Scotland's best kept secret

We had finally got past Ardnamurchan point and it's lighthouse, which needed a lick of paint in my opinion. It was the same colour as the rock it stood on, so did not particularly stand out. The weather was calm so it was a motor up to the anchorage on Muck. I was on the helm that day, so it was my decision that I did not like the anchorage. The sides of the loch were steep to and covered in weed, so I decided that I would look at the other anchorage on the north coast of Muck, this anchorage was much more to my liking so this is where we dropped the hook in sand. The anchorage was a great wee spot and we could hear the sound of seals singing.

From Muck, we motored up to Rum and just at the entrance to the anchorage at Rum, we picked up some wind, so we decided to carry on and sail over to Canna. We were doing really well, but as we started to clear the headland so that we could see Canna, we saw a fog bank approaching, and it was going at quite a clip, so we turned around and went into Rum. There were some nice visitor moorings and a floating pontoon that we could tie up against so quite good facilities to be fair. The date however was a Sunday, so everything apart from the craft shop was closed, the road was a dirt track and the hotel on Rum had seen some better days. However it would be a great place for one of those destination weddings.

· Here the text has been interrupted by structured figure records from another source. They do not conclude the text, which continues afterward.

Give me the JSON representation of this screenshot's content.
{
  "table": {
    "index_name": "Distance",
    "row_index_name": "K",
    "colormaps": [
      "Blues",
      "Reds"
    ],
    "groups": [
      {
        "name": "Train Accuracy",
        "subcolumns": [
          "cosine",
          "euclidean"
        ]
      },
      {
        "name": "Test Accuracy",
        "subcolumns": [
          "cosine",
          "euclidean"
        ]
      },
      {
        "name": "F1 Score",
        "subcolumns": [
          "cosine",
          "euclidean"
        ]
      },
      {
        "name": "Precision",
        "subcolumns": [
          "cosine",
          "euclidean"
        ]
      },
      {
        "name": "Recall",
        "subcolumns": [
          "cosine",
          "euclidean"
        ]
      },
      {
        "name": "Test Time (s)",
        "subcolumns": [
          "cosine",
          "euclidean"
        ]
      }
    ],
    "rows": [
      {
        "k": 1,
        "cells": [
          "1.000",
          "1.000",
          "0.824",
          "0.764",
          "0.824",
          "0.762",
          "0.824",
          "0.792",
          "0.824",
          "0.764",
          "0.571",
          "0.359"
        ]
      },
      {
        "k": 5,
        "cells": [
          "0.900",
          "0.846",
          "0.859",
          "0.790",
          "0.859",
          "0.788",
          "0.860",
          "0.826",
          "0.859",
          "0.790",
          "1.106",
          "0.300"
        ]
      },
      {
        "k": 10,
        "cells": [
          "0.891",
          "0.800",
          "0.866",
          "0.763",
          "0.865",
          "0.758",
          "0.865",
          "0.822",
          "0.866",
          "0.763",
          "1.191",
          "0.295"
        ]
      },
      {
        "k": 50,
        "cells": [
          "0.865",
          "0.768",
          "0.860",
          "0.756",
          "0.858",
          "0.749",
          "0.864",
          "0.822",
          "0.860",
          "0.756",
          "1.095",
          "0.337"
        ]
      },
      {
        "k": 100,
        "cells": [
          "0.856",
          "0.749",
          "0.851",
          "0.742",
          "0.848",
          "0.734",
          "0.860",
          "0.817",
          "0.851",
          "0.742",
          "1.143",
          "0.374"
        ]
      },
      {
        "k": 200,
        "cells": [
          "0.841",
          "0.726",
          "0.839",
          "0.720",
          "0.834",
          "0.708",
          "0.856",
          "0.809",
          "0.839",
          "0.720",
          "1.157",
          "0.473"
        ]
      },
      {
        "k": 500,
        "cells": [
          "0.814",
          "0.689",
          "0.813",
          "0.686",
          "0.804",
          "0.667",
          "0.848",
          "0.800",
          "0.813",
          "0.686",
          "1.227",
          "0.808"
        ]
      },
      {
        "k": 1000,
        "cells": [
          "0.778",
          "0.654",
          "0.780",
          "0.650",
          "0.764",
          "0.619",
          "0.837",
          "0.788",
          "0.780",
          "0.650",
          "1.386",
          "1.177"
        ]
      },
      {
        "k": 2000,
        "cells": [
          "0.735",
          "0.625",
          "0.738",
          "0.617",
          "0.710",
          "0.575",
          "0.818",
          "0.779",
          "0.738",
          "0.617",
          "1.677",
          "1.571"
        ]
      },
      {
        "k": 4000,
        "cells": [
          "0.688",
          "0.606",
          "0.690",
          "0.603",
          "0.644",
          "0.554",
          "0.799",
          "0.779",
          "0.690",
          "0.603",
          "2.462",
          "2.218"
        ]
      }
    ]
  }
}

The next day was a motor over to Canna, seeing the wreck of the Jack Abry II on the coast of Rum. Piloting into the anchorage at Canna was quite straight forward initially as there was a leading line on the chart as well as two lights, that although were off we could still see the triangular boards that accompanied the lights. According to the pilotage there was another leading line that could be made from some cottages, but with so many cottages, to choose from, it was difficult to find so I just used the mooring balls themselves, staying well clear of the reef near the ferry terminal.

When we picked up the mooring our depth was reading 1.9m and we came in 2 hours below low tide. Now, the range in the small isles was 4.1m, so on I increased that to 4.2 so that each 1/12 was 0.35m, As we came in two hours before low water, then we would have 3/12ths in total so a drop of 1.05m in total. So that would leave us with 0.85m of depth. So we decided to wait until low tide to make sure that everything was alright. In the end we had more water under us than my calculation and that was mainly caused by the fact that when I took the 1.9m reading we actually had 1h 40mins before low tide. Now 20mins different does not sound like a lot, but because the way the tide works that is nearly 0.25m more depth which is what we saw. If we had come in at 2hours and 20minutes however we would of been really stuck.

Once we khew that we were on a rising tide we took our drone out so that we could see Canna from the air. We managed to get some fantastic shots of the beech going towards Compass hill, the anchorage where we were and the other anchorage on the other side of the causeway. We managed to get permission to charge our drone back up while we had a drink, So we had a wee drop of Askival Rum which is blended on Rum.

After our walk, we went back to Salty Lass where we had bacon and sausage to represent Muck, which is an old word for pig, an egg for Eigg, we had the rum earlier, so we chose a canna of mushrooms to represent Canna, it was a bit of a laugh but is was the perfect way to celebrate our trip to the small isles.

The next day, we decided to stay one more day, as it would be a motor, that day, while the day after would be sailable.